Coaxial RF power measuring head of large bandwidth, with at least one terminating resistor for low-reflection wave-resistance-adapted line termination, the at least one terminating resistor being formed by an absorber body with a resistance layer (5), characterized in that
- The absorber body consists of an optical fiber (1; 2), which has a Ge-doped core with a photorefractive Bragg grating (8) or a Fabry-Perot resonator,
- The area of the optically active cladding of the optical fiber (1, 2) is coated with the resistance layer (5),
- The resistance layer (5) is electrically connected to the inner and outer conductors,
the reflection or transmission behavior of the Bragg grating (8) being changed or a detuning of the Fabry-Perot resonator taking place for the calorimetric measurement of the HF -Performance is used.

Description

The invention relates to that Field of broadband calorimetric measurement of low RF power with the help of coaxial waveguide structures in which absorbers Find use in the form of sheet metal resistors or as individual resistors on areal or cylindrical carrier substrates in different geometrical arrangements as low reflection impedance-matched Line termination established are. The invention thus relates to a coaxial RF power sensor with a large bandwidth.

The temperature change of this absorber at applied RF power is either directly derived from the change in resistance the absorber when using temperature-dependent metal layers and termistors or indirectly with sensors, e.g. with thermocouples (Reichelt T .: NRVD and NRVS, the new thermal power meters. News from Rohde u. Schwarz (1992) No. 137 pp. 4-7.

An RF power measurement by changing the resistance dependent on on the temperature also with the help of bolometers in thin film technology. such Bolometers are from H. Taddiken, D. Janik: Bolometers in thin-film technique as a power transfer standard for the 3.5mm coaxial line system. MIOP 97 congress documents; known.

From Nak Sam Chung et .: Coaxials and waveguide micro-calorimeters for RF and microwave power standards IEEE Transactions on instrumentation and measurement (43/1998) Vol. 38, No.2 another method for RF power measurement is known.

With direct resistance measurement the problem arises, the electrical separation between low frequency resistance measuring and high-frequency coaxial line termination without any mutual Influencing and measurement errors, e.g. Enlargement of the Reflectance factor. With indirect temperature measurement increases the inertia and the measurement sensitivity decreases. At high cut-off frequencies it also occurs Because of the small dimensions of the coaxial cables used and connectors to problems with the absorber geometries.

From the US 5,032,731 a sensor and an arrangement for measuring the RF power by means of temperature-dependent excited fluorescent light emission is also known. For this purpose, a flat terminating resistor in a coaxial line is realized by a sensor crystal. The sensor crystal is excited with light from two primary sources and is in turn connected to an absorber layer. The heating of the absorber layer causes a secondary temperature-dependent fluorescent light emission, which is used for the RF power measurement.

From the DE 35 18 002 A1 and the DE 35 06 844 C2 are known fiber optic Fabry-Perot sensors with an optical waveguide section forming the optical resonator of an interferometer, which is mirrored on its two end faces and whose optical waveguide section consists of a step index fiber or a gradient index optical waveguide section. With this arrangement, very small temperature changes and mechanical deformations of the optical fiber through vibration, sound, AC voltage and magnetic fields can be detected. An application regarding HF power measurement does not appear from the documents.

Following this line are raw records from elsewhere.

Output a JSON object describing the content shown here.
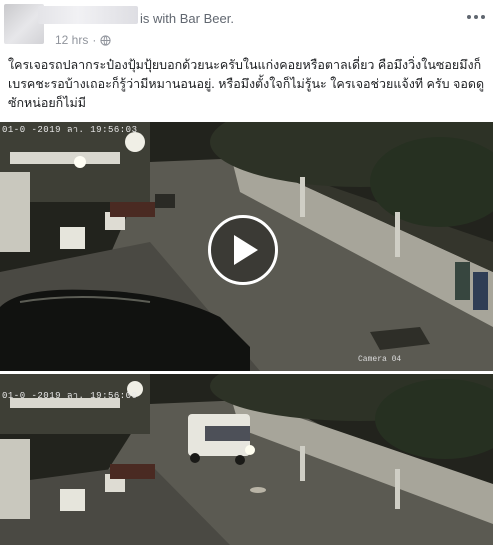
{
  "post": {
    "author_suffix": "is with Bar Beer.",
    "time": "12 hrs",
    "privacy_icon": "globe-icon",
    "more_icon": "more-options-icon",
    "text": "ใครเจอรถปลากระป๋องปุ้มปุ้ยบอกด้วยนะครับในแก่งคอยหรือตาลเดี่ยว คือมึงวิ่งในซอยมึงก็เบรคชะรอบ้างเถอะก็รู้ว่ามีหมานอนอยู่. หรือมึงตั้งใจก็ไม่รู้นะ ใครเจอช่วยแจ้งที ครับ จอดดูซักหน่อยก็ไม่มี"
  },
  "video": {
    "timestamp_top": "01-0 -2019 ลา. 19:56:03",
    "camera_label": "Camera 04",
    "play_icon": "play-icon",
    "timestamp_bottom": "01-0 -2019 ลา. 19:56:09"
  },
  "colors": {
    "meta": "#90949c",
    "text": "#1c1e21",
    "play_ring": "#ffffff"
  }
}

In addition, YUN-JIANG RAO: In-fiber Bragg grating sensors. In: Meas. Sci. Technol. 8 (1997), Pages 355 - 375, Principle and mode of operation of fiber Bragg gratings as well as general ones Applications described. An application with regard to HF measurement goes out of the document.

The object of the invention is in specifying an arrangement that uses small absorber geometries integrated temperature sensors and absolute electrical isolation between the RF circuit and the sensor measuring circuit, the small RF inertia with low inertia can detect.

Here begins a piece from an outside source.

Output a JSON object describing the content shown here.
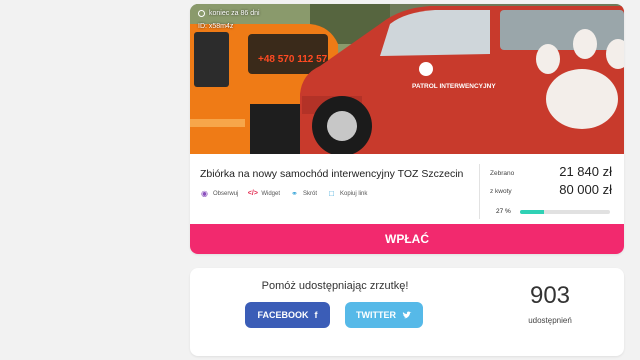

According to the invention, the object is achieved by a Arrangement with the features of claim 1 solved. Advantageous embodiment are the subject of the subclaims 2 to 5.

It is used as an absorber body Optical fiber is used with a Bragg grating in the Ge-doped core is introduced photorefractive by known methods. Locally the Bragg grid zone a resistance layer, e.g. Ni or CrNi, with for the chosen coaxial Absorber conclusion necessary sheet resistance and an optimal geometry. The temperature dependency of the Bragg grid, caused by the temperature dependence the effective refractive index, is used as a sensor effect. The change the optical reflection or transmission behavior with respect to the center wavelength and optical bandwidth of the Bragg grating is detected and used as a measure of the temperature change the absorber layer.

Instead of a Bragg grid, you can a Fabry-Perot resonator can also be used. The through the A change in temperature caused by the resistance layer then causes a detuning of the resonator, which is used as a sensor effect.

The coaxial line at the termination level is advantageously broadband by two or four radially symmetrical termination resistors and completed with little reflection.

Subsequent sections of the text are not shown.